For a long time I was utterly useless at bike maintenance, even repairing punctures seemed like a right old faff. I either put up with non-optimal performance or took my bike into the shop if it was anything more serious.
I only started properly wrenching on my bikes five years ago, when I was given my father-in-law's lovely 1960s Cinelli, and had to rely exclusively on my bike for transport for a little while.
Working on the bikes I relied on to get to work was too stressful at first, so I bought a couple of old junkers to strip down and rebuild, generally do up and learn my way around a bike. I put up a build thread on here, asked loads of questions, and learnt a lot. I still have and love the 1950s Raleigh Sport, which is now the first of many bikes I've restored.
https://www.cyclechat.net/threads/1940s-raleigh-rescue-should-i-or-shouldnt-i.168167/
After that I discovered mountain biking and went through a similar process on a late 90s MTB - again I learnt a lot as bike tech obviously changed quite a lot from the 1940s to 1997.
Those builds were all pretty painfully slow and riddled with mistakes that I subsequently had to fix, but by the end of it I'd got to grips with basis on which all the various parts of a bike function, picked up a degree of mechanical sympathy, and learnt what bodges were appropriate where necessary. This was enough for me to do all my own work on my (and a lot of my friends!) bikes.
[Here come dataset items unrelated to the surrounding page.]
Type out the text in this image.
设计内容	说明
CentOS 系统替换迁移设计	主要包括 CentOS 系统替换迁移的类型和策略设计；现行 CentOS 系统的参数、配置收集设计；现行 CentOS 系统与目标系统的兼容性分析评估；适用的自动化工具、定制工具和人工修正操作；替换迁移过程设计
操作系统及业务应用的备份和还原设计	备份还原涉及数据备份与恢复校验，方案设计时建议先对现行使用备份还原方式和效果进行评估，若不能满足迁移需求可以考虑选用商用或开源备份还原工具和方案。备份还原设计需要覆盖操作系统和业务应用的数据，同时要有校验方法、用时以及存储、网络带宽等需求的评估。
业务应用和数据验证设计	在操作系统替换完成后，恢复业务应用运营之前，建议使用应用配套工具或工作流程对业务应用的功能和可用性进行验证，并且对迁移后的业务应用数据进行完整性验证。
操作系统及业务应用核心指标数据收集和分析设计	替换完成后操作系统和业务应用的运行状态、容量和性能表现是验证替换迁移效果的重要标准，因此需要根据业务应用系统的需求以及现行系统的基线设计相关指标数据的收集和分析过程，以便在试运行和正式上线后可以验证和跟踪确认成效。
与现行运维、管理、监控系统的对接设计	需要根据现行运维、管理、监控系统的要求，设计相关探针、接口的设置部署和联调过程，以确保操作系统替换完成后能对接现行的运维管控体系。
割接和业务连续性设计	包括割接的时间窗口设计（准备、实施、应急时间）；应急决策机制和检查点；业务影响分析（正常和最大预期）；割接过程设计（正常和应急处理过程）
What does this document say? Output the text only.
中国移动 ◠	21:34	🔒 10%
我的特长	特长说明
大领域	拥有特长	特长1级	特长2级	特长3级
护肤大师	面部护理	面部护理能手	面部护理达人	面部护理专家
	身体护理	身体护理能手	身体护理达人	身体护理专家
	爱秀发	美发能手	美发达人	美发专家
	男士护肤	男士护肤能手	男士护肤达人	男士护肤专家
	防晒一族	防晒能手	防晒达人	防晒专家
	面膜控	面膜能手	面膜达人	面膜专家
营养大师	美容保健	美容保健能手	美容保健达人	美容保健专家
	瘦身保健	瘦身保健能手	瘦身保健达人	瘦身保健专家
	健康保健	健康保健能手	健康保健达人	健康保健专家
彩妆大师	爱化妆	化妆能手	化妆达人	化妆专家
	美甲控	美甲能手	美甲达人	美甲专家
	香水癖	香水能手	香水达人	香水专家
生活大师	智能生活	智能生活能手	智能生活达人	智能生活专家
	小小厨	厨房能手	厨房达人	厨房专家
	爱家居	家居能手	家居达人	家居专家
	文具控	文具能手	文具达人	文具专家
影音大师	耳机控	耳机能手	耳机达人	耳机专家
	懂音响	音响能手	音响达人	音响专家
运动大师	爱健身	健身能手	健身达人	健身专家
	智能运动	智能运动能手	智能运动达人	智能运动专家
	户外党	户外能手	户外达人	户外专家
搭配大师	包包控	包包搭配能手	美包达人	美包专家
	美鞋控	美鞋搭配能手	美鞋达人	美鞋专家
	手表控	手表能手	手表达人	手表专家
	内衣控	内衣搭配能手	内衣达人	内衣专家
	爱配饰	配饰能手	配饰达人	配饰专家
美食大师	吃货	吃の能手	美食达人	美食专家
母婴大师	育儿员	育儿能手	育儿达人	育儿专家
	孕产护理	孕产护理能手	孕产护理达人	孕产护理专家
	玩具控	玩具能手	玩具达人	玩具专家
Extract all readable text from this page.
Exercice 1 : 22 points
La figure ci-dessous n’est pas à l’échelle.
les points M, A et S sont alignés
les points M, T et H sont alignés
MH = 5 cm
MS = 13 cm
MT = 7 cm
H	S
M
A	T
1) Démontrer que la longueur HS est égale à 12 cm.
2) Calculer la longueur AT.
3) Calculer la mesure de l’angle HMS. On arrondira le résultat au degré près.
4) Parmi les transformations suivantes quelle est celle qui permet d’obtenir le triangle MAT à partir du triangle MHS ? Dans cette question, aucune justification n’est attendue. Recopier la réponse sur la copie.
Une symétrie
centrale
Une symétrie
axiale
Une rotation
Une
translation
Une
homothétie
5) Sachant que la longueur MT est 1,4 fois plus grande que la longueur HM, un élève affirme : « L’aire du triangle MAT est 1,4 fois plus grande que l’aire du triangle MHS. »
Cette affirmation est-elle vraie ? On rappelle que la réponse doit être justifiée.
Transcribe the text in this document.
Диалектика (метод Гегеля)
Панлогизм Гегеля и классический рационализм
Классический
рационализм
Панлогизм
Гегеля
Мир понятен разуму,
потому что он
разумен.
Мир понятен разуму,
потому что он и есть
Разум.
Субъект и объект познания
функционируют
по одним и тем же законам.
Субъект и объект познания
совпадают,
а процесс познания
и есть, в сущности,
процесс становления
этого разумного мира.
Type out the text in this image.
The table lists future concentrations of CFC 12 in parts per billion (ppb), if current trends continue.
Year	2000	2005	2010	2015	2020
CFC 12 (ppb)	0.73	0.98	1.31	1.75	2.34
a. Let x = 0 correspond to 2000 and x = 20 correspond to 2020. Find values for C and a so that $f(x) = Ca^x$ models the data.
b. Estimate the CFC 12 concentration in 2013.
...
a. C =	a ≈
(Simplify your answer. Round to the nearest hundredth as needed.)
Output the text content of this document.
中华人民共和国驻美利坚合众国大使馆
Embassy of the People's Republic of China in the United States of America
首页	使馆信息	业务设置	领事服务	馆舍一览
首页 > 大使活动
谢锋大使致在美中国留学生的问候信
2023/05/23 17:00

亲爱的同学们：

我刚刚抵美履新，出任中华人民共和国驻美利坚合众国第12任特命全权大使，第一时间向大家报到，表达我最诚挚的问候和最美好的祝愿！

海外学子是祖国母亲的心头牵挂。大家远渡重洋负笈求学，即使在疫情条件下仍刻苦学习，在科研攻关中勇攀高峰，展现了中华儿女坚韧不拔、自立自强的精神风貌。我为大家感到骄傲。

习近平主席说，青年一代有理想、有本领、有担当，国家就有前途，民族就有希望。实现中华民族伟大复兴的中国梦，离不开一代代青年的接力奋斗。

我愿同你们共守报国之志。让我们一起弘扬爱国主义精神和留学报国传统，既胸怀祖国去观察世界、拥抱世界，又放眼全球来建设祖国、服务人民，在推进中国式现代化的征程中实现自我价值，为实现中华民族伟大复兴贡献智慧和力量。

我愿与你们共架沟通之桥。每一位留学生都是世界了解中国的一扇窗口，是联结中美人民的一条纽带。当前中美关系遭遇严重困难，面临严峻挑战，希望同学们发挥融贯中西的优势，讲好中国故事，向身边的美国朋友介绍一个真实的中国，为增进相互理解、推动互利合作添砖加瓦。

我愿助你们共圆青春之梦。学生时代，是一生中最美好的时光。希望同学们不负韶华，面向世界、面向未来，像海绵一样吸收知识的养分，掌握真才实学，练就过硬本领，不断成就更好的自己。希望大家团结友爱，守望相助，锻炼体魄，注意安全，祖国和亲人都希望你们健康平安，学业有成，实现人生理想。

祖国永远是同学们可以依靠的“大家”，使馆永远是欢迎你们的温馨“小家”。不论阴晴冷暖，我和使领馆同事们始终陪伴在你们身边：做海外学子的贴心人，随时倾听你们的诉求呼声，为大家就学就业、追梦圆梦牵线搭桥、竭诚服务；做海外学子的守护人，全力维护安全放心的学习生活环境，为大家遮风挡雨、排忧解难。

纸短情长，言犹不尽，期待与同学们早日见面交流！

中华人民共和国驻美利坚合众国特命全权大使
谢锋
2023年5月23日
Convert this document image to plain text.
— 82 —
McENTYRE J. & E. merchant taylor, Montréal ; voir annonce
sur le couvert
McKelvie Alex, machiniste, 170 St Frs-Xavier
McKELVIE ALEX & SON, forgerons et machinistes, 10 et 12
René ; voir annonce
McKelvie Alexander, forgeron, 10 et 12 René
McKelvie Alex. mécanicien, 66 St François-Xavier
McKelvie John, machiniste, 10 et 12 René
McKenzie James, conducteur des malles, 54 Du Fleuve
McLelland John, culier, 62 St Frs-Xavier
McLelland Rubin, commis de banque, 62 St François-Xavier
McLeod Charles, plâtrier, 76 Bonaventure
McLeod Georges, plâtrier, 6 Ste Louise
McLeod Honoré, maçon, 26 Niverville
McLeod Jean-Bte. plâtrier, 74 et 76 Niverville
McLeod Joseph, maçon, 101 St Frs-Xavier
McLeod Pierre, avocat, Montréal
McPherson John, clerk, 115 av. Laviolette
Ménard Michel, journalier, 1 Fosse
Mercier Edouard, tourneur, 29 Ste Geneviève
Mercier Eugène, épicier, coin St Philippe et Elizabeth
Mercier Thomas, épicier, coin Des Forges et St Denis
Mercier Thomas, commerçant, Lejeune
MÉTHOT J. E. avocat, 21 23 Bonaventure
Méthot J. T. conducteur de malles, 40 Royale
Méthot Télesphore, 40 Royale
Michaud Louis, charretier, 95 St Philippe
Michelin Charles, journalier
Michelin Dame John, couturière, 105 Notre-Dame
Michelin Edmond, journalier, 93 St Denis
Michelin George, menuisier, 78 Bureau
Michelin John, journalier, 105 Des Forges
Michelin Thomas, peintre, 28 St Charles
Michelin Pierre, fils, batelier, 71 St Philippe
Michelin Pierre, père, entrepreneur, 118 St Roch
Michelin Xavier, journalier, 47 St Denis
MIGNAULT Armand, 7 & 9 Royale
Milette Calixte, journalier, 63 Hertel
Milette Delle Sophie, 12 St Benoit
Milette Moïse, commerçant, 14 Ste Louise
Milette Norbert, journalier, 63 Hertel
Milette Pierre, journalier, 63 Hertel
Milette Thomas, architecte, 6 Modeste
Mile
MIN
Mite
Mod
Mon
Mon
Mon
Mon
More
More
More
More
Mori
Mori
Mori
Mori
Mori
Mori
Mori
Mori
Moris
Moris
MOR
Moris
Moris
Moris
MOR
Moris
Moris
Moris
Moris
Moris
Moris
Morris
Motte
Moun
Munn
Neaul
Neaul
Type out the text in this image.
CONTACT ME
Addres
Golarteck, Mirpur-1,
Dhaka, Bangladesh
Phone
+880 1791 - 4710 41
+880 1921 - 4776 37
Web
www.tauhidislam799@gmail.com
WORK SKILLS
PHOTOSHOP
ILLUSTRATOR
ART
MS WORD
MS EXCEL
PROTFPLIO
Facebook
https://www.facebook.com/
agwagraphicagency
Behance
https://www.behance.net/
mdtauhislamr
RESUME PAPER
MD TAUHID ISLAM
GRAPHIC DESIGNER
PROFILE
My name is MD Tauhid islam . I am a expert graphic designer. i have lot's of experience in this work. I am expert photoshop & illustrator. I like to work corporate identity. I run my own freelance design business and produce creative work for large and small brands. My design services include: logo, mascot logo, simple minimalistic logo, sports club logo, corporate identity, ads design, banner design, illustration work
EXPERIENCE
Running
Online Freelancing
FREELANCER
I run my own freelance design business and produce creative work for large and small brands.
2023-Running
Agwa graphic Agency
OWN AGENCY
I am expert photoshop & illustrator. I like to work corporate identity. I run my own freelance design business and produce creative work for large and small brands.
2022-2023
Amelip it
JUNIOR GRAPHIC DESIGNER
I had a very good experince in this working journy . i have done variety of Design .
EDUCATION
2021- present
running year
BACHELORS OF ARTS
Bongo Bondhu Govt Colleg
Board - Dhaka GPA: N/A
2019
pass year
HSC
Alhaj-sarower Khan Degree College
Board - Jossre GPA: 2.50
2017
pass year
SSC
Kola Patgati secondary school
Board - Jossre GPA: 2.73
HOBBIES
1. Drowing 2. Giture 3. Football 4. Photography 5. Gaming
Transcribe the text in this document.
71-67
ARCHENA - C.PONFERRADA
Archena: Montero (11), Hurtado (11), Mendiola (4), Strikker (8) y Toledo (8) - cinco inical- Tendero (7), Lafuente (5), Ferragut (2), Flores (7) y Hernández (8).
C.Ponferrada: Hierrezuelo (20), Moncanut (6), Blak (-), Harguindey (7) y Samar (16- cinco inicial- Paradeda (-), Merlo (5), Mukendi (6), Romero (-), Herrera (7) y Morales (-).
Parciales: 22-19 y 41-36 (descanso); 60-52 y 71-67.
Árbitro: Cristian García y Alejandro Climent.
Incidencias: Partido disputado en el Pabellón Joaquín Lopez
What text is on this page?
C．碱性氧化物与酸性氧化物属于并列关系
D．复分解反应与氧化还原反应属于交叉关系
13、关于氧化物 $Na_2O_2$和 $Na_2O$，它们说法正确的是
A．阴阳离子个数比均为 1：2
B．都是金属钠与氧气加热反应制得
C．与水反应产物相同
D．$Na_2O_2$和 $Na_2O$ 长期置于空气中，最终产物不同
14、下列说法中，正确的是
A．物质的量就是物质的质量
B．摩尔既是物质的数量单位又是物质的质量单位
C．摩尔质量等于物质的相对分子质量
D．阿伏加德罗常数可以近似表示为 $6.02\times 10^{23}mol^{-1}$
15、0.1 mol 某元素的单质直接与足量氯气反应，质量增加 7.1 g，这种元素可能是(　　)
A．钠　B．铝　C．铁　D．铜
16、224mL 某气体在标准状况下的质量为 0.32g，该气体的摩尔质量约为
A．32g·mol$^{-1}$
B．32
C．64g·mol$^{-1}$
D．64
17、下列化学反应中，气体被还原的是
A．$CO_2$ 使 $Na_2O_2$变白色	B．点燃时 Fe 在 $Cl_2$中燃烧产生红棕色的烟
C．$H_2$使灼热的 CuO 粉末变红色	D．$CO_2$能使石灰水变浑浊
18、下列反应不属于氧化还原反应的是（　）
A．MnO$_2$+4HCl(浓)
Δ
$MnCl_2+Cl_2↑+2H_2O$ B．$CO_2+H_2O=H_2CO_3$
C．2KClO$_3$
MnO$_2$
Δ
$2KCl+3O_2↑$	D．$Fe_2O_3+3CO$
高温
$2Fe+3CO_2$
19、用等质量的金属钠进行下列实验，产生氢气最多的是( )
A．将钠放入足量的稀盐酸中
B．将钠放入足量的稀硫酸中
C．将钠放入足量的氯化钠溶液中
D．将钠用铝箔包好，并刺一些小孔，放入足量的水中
Since I've never owned a carbon bike I'd still be very wary of working on this, as I don't have a feel for what torques are appropriate where. Never worked on hollowtech BBs or cartridge bearing hubs yet either, but I'm sure I could puzzle these out if I needed to.
I didn't realise how addictive rebuilding bikes can be though... since then I've done up two or three each year, from BMXs to full sus MTBs to vintage racers. I'm even gradually managing to turn a small profit rather than a small loss in the process!
For me, wrenching on bikes is now a second complementary hobby to riding them.
I've not yet built a wheel from scratch (though I've trued up some thoroughly knackered ones that had been in crashes). I'd like to have a go at a fancy snowflake lacing pattern one day.